The time has come to develop “creativity by choice, not by chance.” Lamb’s original choice was to teach one, 90-minute writing workshop at York. “What I wanted from them was whatever they needed to write – two pages minimum,” Lamb told the audience before the performance. This provided the chance experience for the women who ended up in his workshop, and the chance for Lamb to keep returning.

The choice has come in dedicating himself to more than seven years of working with these women. The choice has come in helping the women produce several books of their writing. The choice has come in partnering with other artists – such as the dancers from The Judy Dworin Performance Project and the singers of Women of the Cross – who also started working with the York inmates. These collaborators worked with the inmates to bring movement and song to the prisoners’ own words. Lamb describes the outcome, “Time In,” as “victory over voicelessness.”

Lamb reminded the “Time In” audience, as he taught the inmates, that creativity is hard work.
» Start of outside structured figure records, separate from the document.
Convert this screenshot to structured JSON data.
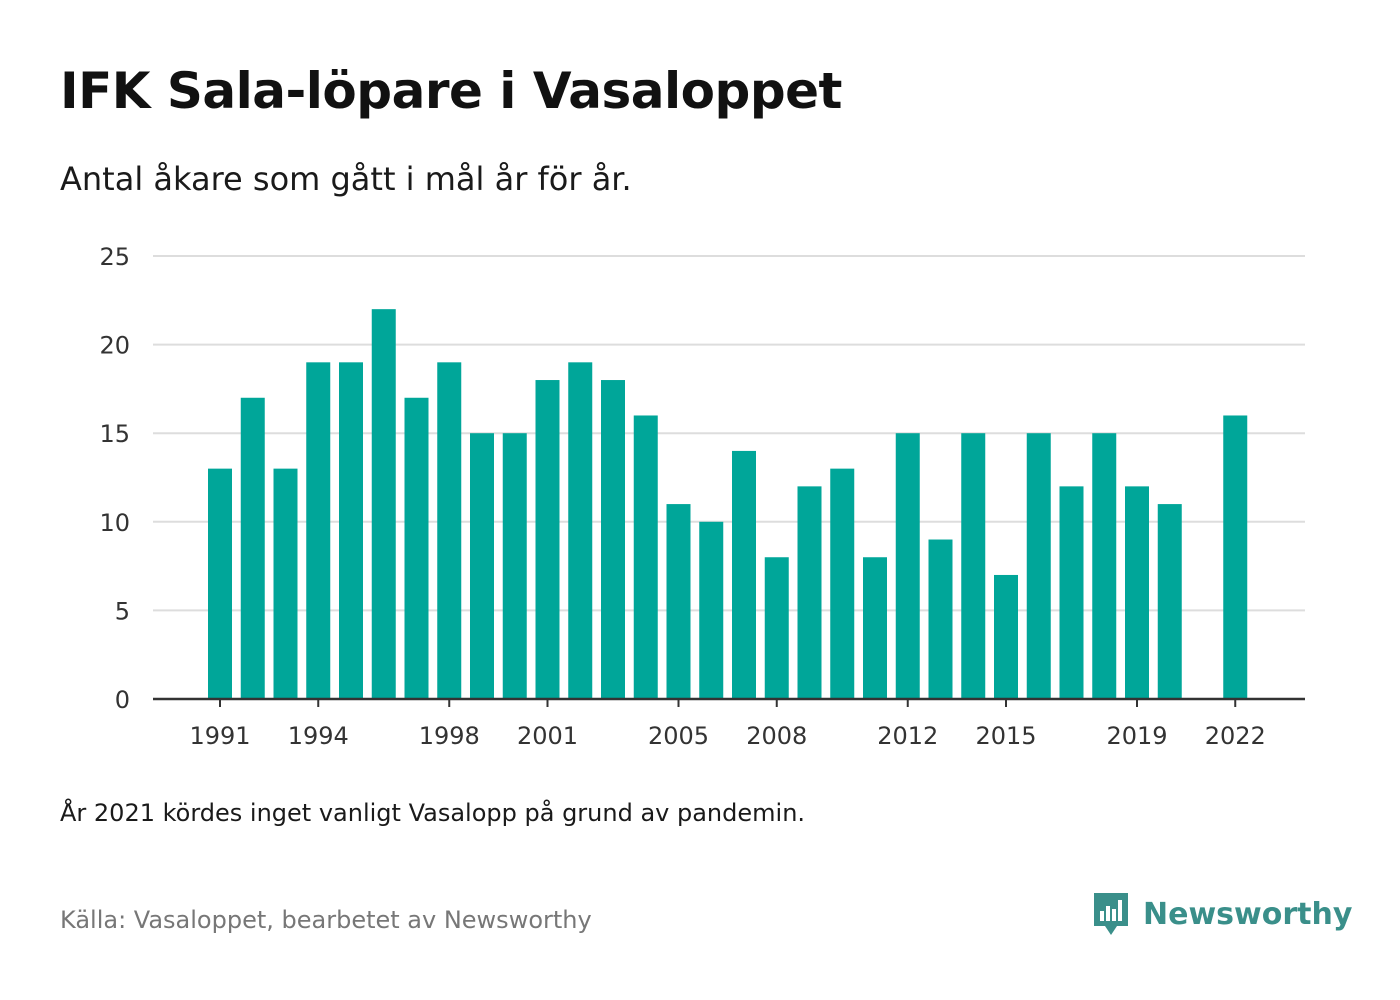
{
  "title": "IFK Sala-löpare i Vasaloppet",
  "subtitle": "Antal åkare som gått i mål år för år.",
  "note": "År 2021 kördes inget vanligt Vasalopp på grund av pandemin.",
  "source": "Källa: Vasaloppet, bearbetet av Newsworthy",
  "brand": {
    "name": "Newsworthy",
    "icon": "newsworthy-logo-icon",
    "color": "#3a8f8a"
  },
  "chart_data": {
    "type": "bar",
    "bar_color": "#00a699",
    "categories": [
      1991,
      1992,
      1993,
      1994,
      1995,
      1996,
      1997,
      1998,
      1999,
      2000,
      2001,
      2002,
      2003,
      2004,
      2005,
      2006,
      2007,
      2008,
      2009,
      2010,
      2011,
      2012,
      2013,
      2014,
      2015,
      2016,
      2017,
      2018,
      2019,
      2020,
      2021,
      2022
    ],
    "values": [
      13,
      17,
      13,
      19,
      19,
      22,
      17,
      19,
      15,
      15,
      18,
      19,
      18,
      16,
      11,
      10,
      14,
      8,
      12,
      13,
      8,
      15,
      9,
      15,
      7,
      15,
      12,
      15,
      12,
      11,
      null,
      16
    ],
    "x_tick_labels": [
      "1991",
      "1994",
      "1998",
      "2001",
      "2005",
      "2008",
      "2012",
      "2015",
      "2019",
      "2022"
    ],
    "y_ticks": [
      0,
      5,
      10,
      15,
      20,
      25
    ],
    "ylim": [
      0,
      25
    ],
    "grid": true,
    "legend": "none"
  }
}
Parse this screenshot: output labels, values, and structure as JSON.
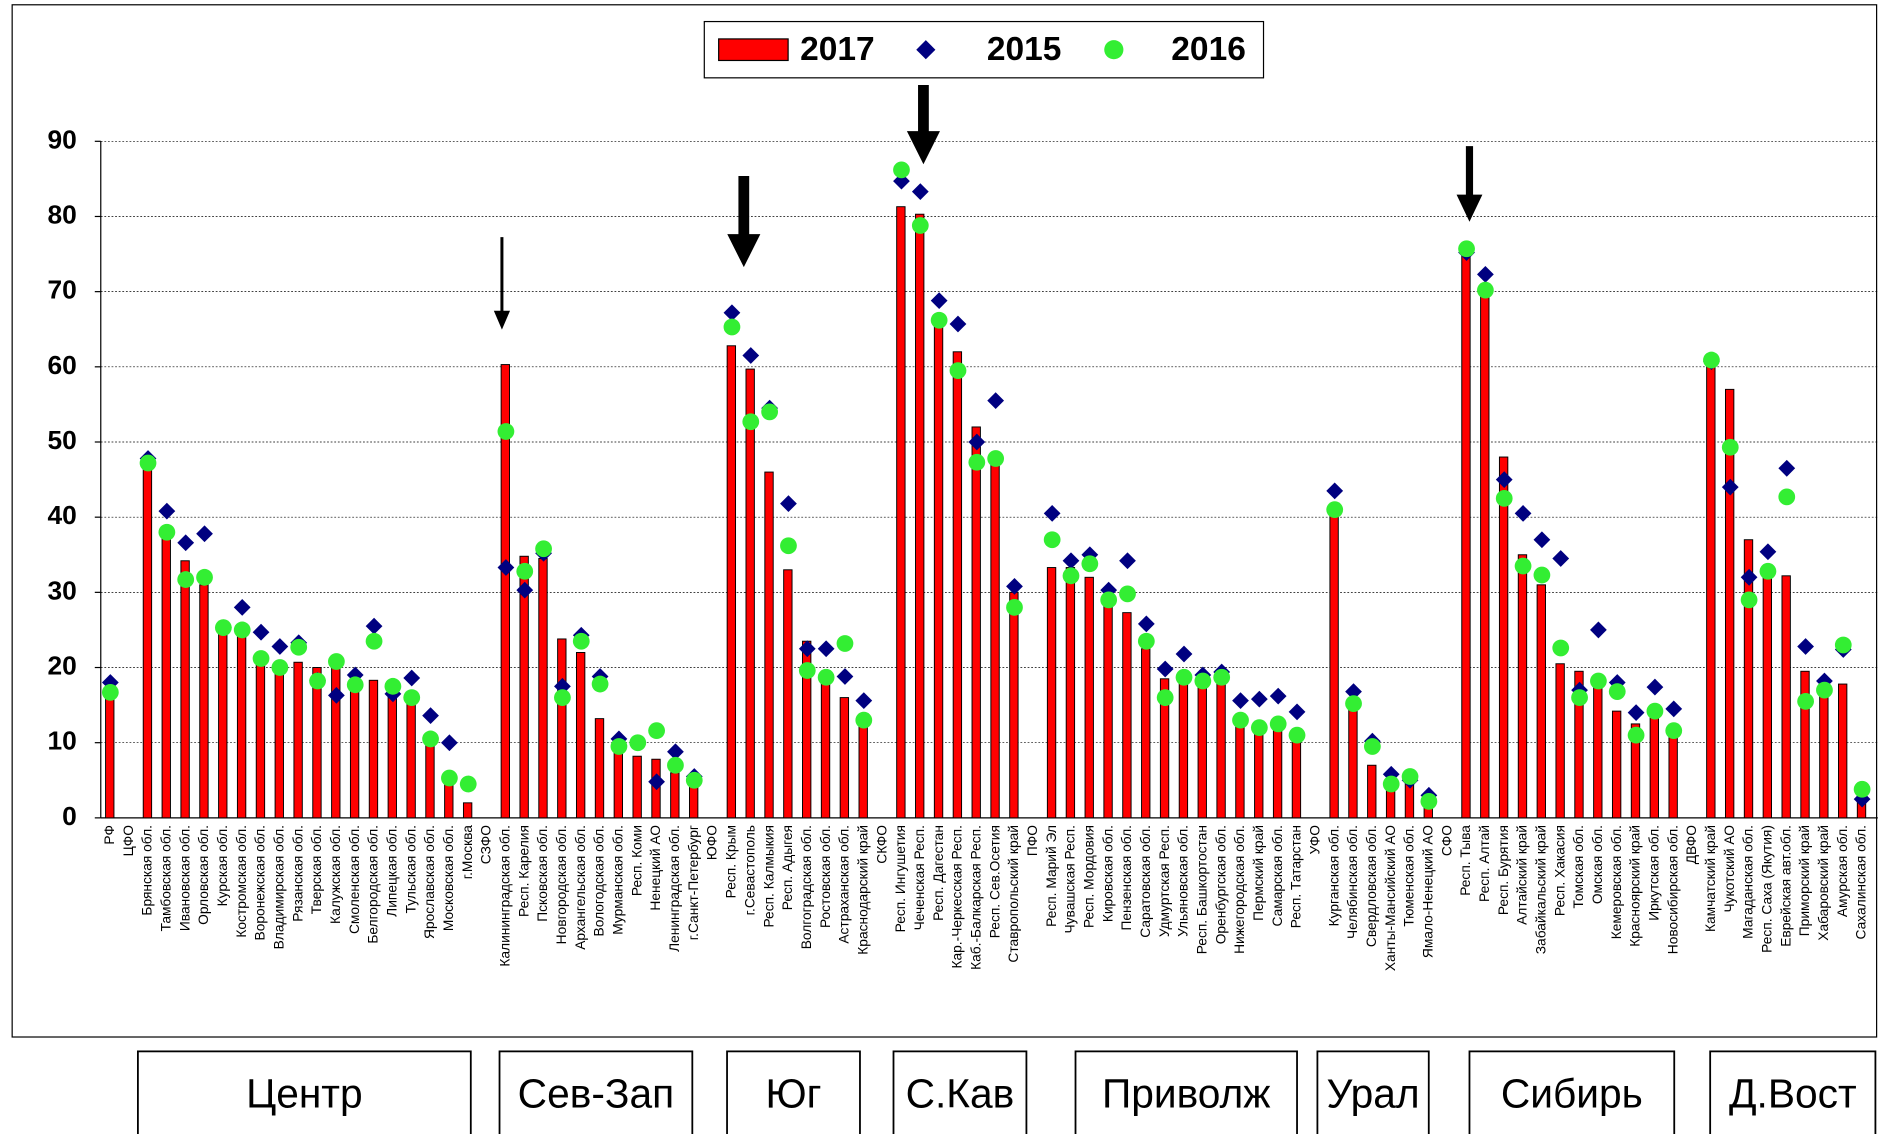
{
  "chart_data": {
    "type": "bar",
    "ylim": [
      0,
      90
    ],
    "yticks": [
      0,
      10,
      20,
      30,
      40,
      50,
      60,
      70,
      80,
      90
    ],
    "grid": true,
    "legend": "top",
    "categories": [
      "РФ",
      "ЦФО",
      "Брянская обл.",
      "Тамбовская обл.",
      "Ивановская обл.",
      "Орловская обл.",
      "Курская обл.",
      "Костромская обл.",
      "Воронежская обл.",
      "Владимирская обл.",
      "Рязанская обл.",
      "Тверская обл.",
      "Калужская обл.",
      "Смоленская обл.",
      "Белгородская обл.",
      "Липецкая обл.",
      "Тульская обл.",
      "Ярославская обл.",
      "Московская обл.",
      "г.Москва",
      "СЗФО",
      "Калининградская обл.",
      "Респ. Карелия",
      "Псковская обл.",
      "Новгородская обл.",
      "Архангельская обл.",
      "Вологодская обл.",
      "Мурманская обл.",
      "Респ. Коми",
      "Ненецкий АО",
      "Ленинградская обл.",
      "г.Санкт-Петербург",
      "ЮФО",
      "Респ. Крым",
      "г.Севастополь",
      "Респ. Калмыкия",
      "Респ. Адыгея",
      "Волгоградская обл.",
      "Ростовская обл.",
      "Астраханская обл.",
      "Краснодарский край",
      "СКФО",
      "Респ. Ингушетия",
      "Чеченская Респ.",
      "Респ. Дагестан",
      "Кар.-Черкесская Респ.",
      "Каб.-Балкарская Респ.",
      "Респ. Сев.Осетия",
      "Ставропольский край",
      "ПФО",
      "Респ. Марий Эл",
      "Чувашская Респ.",
      "Респ. Мордовия",
      "Кировская обл.",
      "Пензенская обл.",
      "Саратовская обл.",
      "Удмуртская Респ.",
      "Ульяновская обл.",
      "Респ. Башкортостан",
      "Оренбургская обл.",
      "Нижегородская обл.",
      "Пермский край",
      "Самарская обл.",
      "Респ. Татарстан",
      "УФО",
      "Курганская обл.",
      "Челябинская обл.",
      "Свердловская обл.",
      "Ханты-Мансийский АО",
      "Тюменская обл.",
      "Ямало-Ненецкий АО",
      "СФО",
      "Респ. Тыва",
      "Респ. Алтай",
      "Респ. Бурятия",
      "Алтайский край",
      "Забайкальский край",
      "Респ. Хакасия",
      "Томская обл.",
      "Омская обл.",
      "Кемеровская обл.",
      "Красноярский край",
      "Иркутская обл.",
      "Новосибирская обл.",
      "ДВФО",
      "Камчатский край",
      "Чукотский АО",
      "Магаданская обл.",
      "Респ. Саха (Якутия)",
      "Еврейская авт.обл.",
      "Приморский край",
      "Хабаровский край",
      "Амурская обл.",
      "Сахалинская обл."
    ],
    "series": [
      {
        "name": "2017",
        "color": "#ff0000",
        "marker": "bar",
        "values": [
          17.5,
          null,
          47.5,
          37.5,
          34.2,
          31,
          25.3,
          24.5,
          21,
          20,
          20.7,
          20,
          20.5,
          17.5,
          18.3,
          16.5,
          15.5,
          11,
          5.5,
          2,
          null,
          60.3,
          34.8,
          34.5,
          23.8,
          22,
          13.2,
          9.5,
          8.2,
          7.8,
          6,
          4.5,
          null,
          62.8,
          59.7,
          46,
          33,
          23.5,
          19.5,
          16,
          13.5,
          null,
          81.3,
          80.3,
          66,
          62,
          52,
          47,
          30,
          null,
          33.3,
          33.3,
          32,
          29,
          27.3,
          22.5,
          18.5,
          18.8,
          18,
          18.2,
          13.5,
          12.5,
          12,
          11,
          null,
          40.8,
          15.2,
          7,
          5,
          5.7,
          2.5,
          null,
          75.5,
          70.5,
          48,
          35,
          31,
          20.5,
          19.5,
          18.2,
          14.2,
          12.5,
          13.5,
          11.5,
          null,
          61,
          57,
          37,
          33,
          32.2,
          19.5,
          17,
          17.8,
          3
        ]
      },
      {
        "name": "2015",
        "color": "#000080",
        "marker": "diamond",
        "values": [
          18,
          null,
          47.8,
          40.8,
          36.6,
          37.8,
          25.3,
          28,
          24.7,
          22.8,
          23.3,
          18.3,
          16.3,
          19,
          25.5,
          16.5,
          18.6,
          13.6,
          10,
          4.5,
          null,
          33.3,
          30.3,
          35.2,
          17.5,
          24.3,
          18.8,
          10.5,
          10,
          4.8,
          8.8,
          5.5,
          null,
          67.2,
          61.5,
          54.5,
          41.8,
          22.5,
          22.5,
          18.8,
          15.6,
          null,
          84.7,
          83.3,
          68.8,
          65.7,
          50,
          55.5,
          30.8,
          null,
          40.5,
          34.2,
          35,
          30.3,
          34.2,
          25.8,
          19.8,
          21.8,
          19,
          19.4,
          15.6,
          15.8,
          16.2,
          14.1,
          null,
          43.5,
          16.8,
          10.2,
          5.8,
          5,
          3,
          null,
          75.2,
          72.3,
          45,
          40.5,
          37,
          34.5,
          17,
          25,
          18,
          14,
          17.4,
          14.5,
          null,
          60.7,
          44,
          32,
          35.4,
          46.5,
          22.8,
          18.2,
          22.4,
          2.5
        ]
      },
      {
        "name": "2016",
        "color": "#33ee33",
        "marker": "circle",
        "values": [
          16.7,
          null,
          47.2,
          38,
          31.7,
          32,
          25.3,
          25,
          21.2,
          20,
          22.7,
          18.2,
          20.8,
          17.7,
          23.5,
          17.5,
          16,
          10.5,
          5.3,
          4.5,
          null,
          51.4,
          32.8,
          35.8,
          16,
          23.5,
          17.8,
          9.5,
          10,
          11.6,
          7,
          5,
          null,
          65.3,
          52.7,
          54,
          36.2,
          19.6,
          18.7,
          23.2,
          13,
          null,
          86.2,
          78.8,
          66.2,
          59.5,
          47.3,
          47.8,
          28,
          null,
          37,
          32.2,
          33.8,
          29,
          29.8,
          23.5,
          16,
          18.7,
          18.2,
          18.7,
          13,
          12,
          12.5,
          11,
          null,
          41,
          15.2,
          9.5,
          4.5,
          5.5,
          2.2,
          null,
          75.7,
          70.2,
          42.5,
          33.5,
          32.3,
          22.6,
          16,
          18.2,
          16.8,
          11,
          14.2,
          11.6,
          null,
          60.9,
          49.3,
          29,
          32.8,
          42.7,
          15.5,
          17,
          23,
          3.8
        ]
      }
    ],
    "groups": [
      "Центр",
      "Сев-Зап",
      "Юг",
      "С.Кав",
      "Приволж",
      "Урал",
      "Сибирь",
      "Д.Вост"
    ]
  }
}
It takes “revision, revision, revision … and patience, patience, patience.” But if you hunker down, find your voice and give your creativity its due effort, Lamb said you can see patterns, move out of dead ends and find your way out “to understand your history and rehabilitate yourself.”

These women “struggled their truths onto the page,” Lamb said. We can, too. And we can help the young people in our communities do the same.

Bleedorn reminds us that “the freedom to express individualistic, spontaneous ideas in appropriate, planned activities and in a supportive climate for some part of the school day could satisfy creative energies positively rather than relegating them to experimentation with negative behavior.”

The closing scene of “Time In” conveys a similar message of the freedom, hope and courage that comes from expressing our creative selves. It’s a strong reminder that we have a choice to recognize the creative potential rather than the destructive core of who we are. We have a choice to tap into what is most purposeful and meaningful in our lives. We have a choice to express ourselves and make our creative desires real in the world.

And we have a choice to develop creativity in both schools and prisons now, so that one day, we are only doing so in schools. How will you use your right to think and be heard?

"Time In" runs at Charter Oak Cultural Center in Hartford, Connecticut, November 2-4, 2006.

1 comment:

  1. I came across your blog by searching for "A School Worth Studying". You are so right that creativity matters and that under NCLB it's neglected more and more in children who attend public schools that rely on federal funding.

    In Greeley, Colorado, kindergartens have done away with play and quality crafting altogether! Can you imagine such a thing? Even though research tells us play helps children develop emotionally, socially and intellectually. In fact, the study by Dr. Stuart Brown shows how detrimental the absence of play in childhood can be.